Fix does not work for me (bug 4533).  Get exactly the same problem described in 4533.

Gavin
Comment 22 Gavin Erry 2015-03-02 04:08 UTC
(In reply to comment #21)

Sorry forgot to say this was with tagged version 3.3.1, changeset 5b4ed033390b

Gavin
Comment 23 Matt Harbison 2015-03-02 10:42 UTC
(In reply to comment #22)

The fix was to change 'if hardlink:' -> 'if False or hardlink:'.  'Or' should have been 'and'.

I sent a patch to fix (from work), but don't see it on the ML yet, so maybe it's in a spam filter.  If it doesn't appear later tonight, I'll resend.
Comment 24 HG Bot 2015-03-02 11:45 UTC
Fixed by http://selenic.com/repo/hg/rev/07a92bbd02e5
Matt Harbison <matt_harbison@yahoo.com>
transaction: really disable hardlink backups (issue4546)

(please test the fix)
Comment 25 Deanna Earley 2015-03-03 03:58 UTC
The workaround now allows commits and pushes to work as expected.

P:\repotest>hg --version
Mercurial Distributed SCM (version 3.3.2)
(see http://mercurial.selenic.com for more information)

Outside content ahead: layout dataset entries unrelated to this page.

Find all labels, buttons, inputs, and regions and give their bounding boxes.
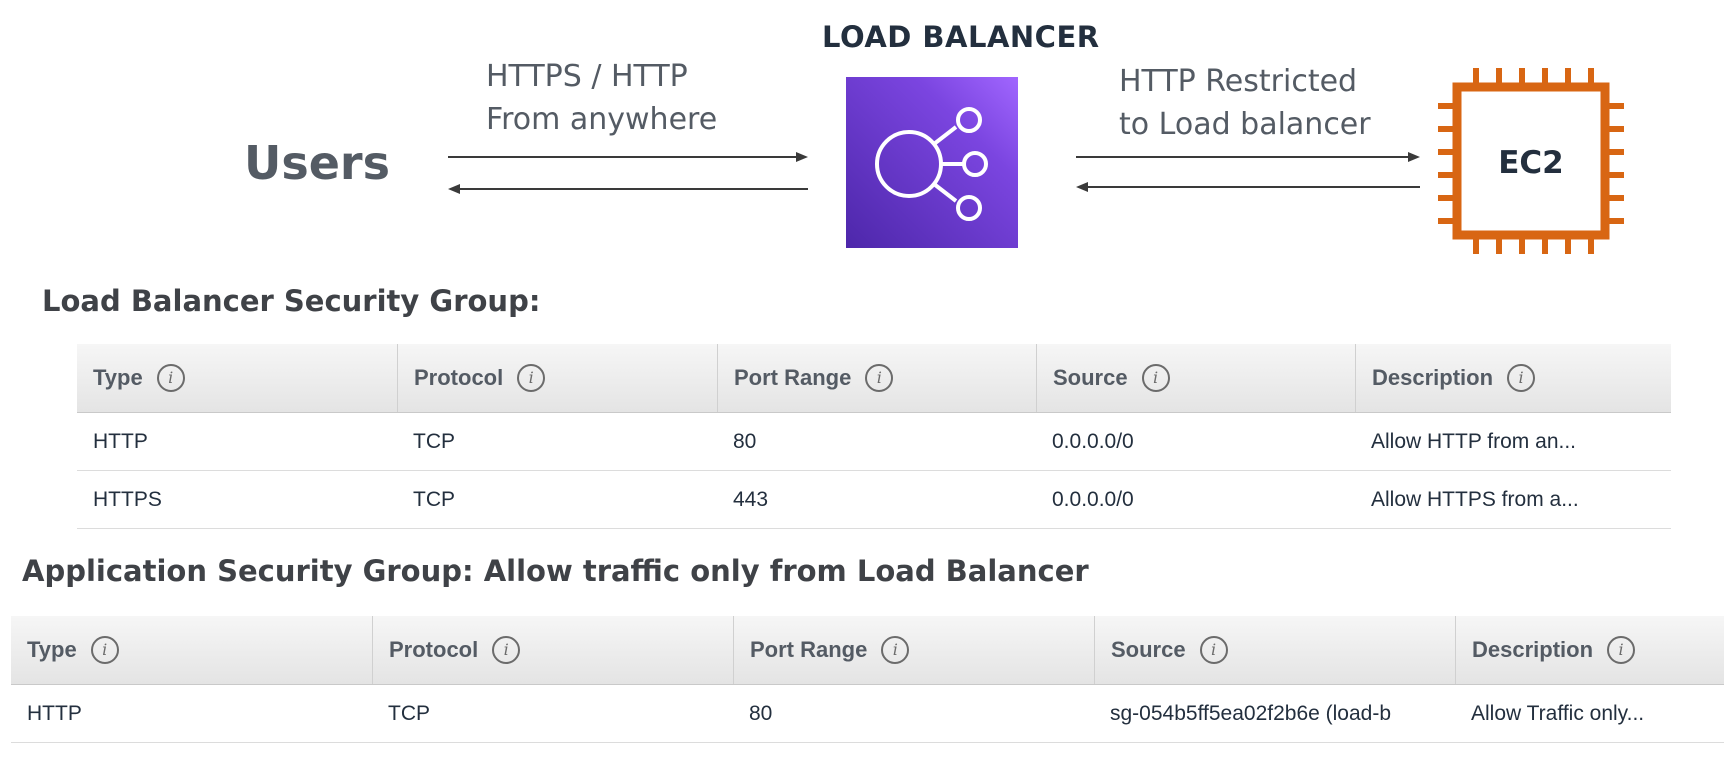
app-sg-header-source: Source i bbox=[1094, 616, 1455, 685]
cell-description: Allow HTTPS from a... bbox=[1355, 470, 1671, 529]
info-icon[interactable]: i bbox=[1507, 364, 1536, 392]
cell-protocol: TCP bbox=[372, 684, 733, 743]
table-row: HTTP TCP 80 sg-054b5ff5ea02f2b6e (load-b… bbox=[11, 684, 1724, 743]
cell-type: HTTP bbox=[11, 684, 372, 743]
app-sg-header-protocol-label: Protocol bbox=[389, 637, 479, 662]
app-sg-header-type: Type i bbox=[11, 616, 372, 685]
lb-sg-header-source-label: Source bbox=[1053, 365, 1128, 390]
table-row: HTTPS TCP 443 0.0.0.0/0 Allow HTTPS from… bbox=[77, 470, 1671, 529]
app-sg-header-type-label: Type bbox=[27, 637, 77, 662]
app-sg-header-description: Description i bbox=[1455, 616, 1724, 685]
app-sg-header-row: Type i Protocol i Port Range i Source i Desc… bbox=[11, 616, 1724, 685]
info-icon[interactable]: i bbox=[517, 364, 546, 392]
info-icon[interactable]: i bbox=[1199, 636, 1228, 664]
ec2-label: EC2 bbox=[1498, 145, 1564, 181]
cell-port-range: 80 bbox=[717, 412, 1036, 471]
app-sg-header-protocol: Protocol i bbox=[372, 616, 733, 685]
cell-protocol: TCP bbox=[397, 412, 717, 471]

Copyright (C) 2005-2014 Matt Mackall and others
This is free software; see the source for copying conditions. There is NO
warranty; not even for MERCHANTABILITY or FITNESS FOR A PARTICULAR PURPOSE.

P:\repotest>hg init -v

P:\repotest>hg add file1.txt -v
adding file1.txt

P:\repotest>hg commit -m commit1 -v
committing files:
file1.txt
committing manifest
committing changelog
calling hook commit.lfiles: hgext.largefiles.reposetup.checkrequireslfiles
committed changeset 0:204c100d5c5a

P:\repotest>hg add file2.txt -v
adding file2.txt

P:\repotest>hg commit -m commit2 -v
committing files:
file2.txt
committing manifest
committing changelog
calling hook commit.lfiles: hgext.largefiles.reposetup.checkrequireslfiles
committed changeset 1:0a8f3a469a28

P:\repotest>

I'm still more than happy to test full fixes when you come to work on this.
Thanks

(I'm not resolving this in case you want to leave it open for the full fix)
Comment 26 Bugzilla 2015-03-11 01:00 UTC
Bug was set to TESTING for 7 days, resolving
Comment 27 Deanna Earley 2015-03-31 12:12 UTC
Reopened so the case isn't forgotten about following a discussion in #mercurial on IRC.
The workaround in 07a92bbd02e5 allows it to work for now.
Comment 28 Matt Mackall 2015-03-31 13:42 UTC
Opened a new bug #4580 for the residual issue here, re-closing.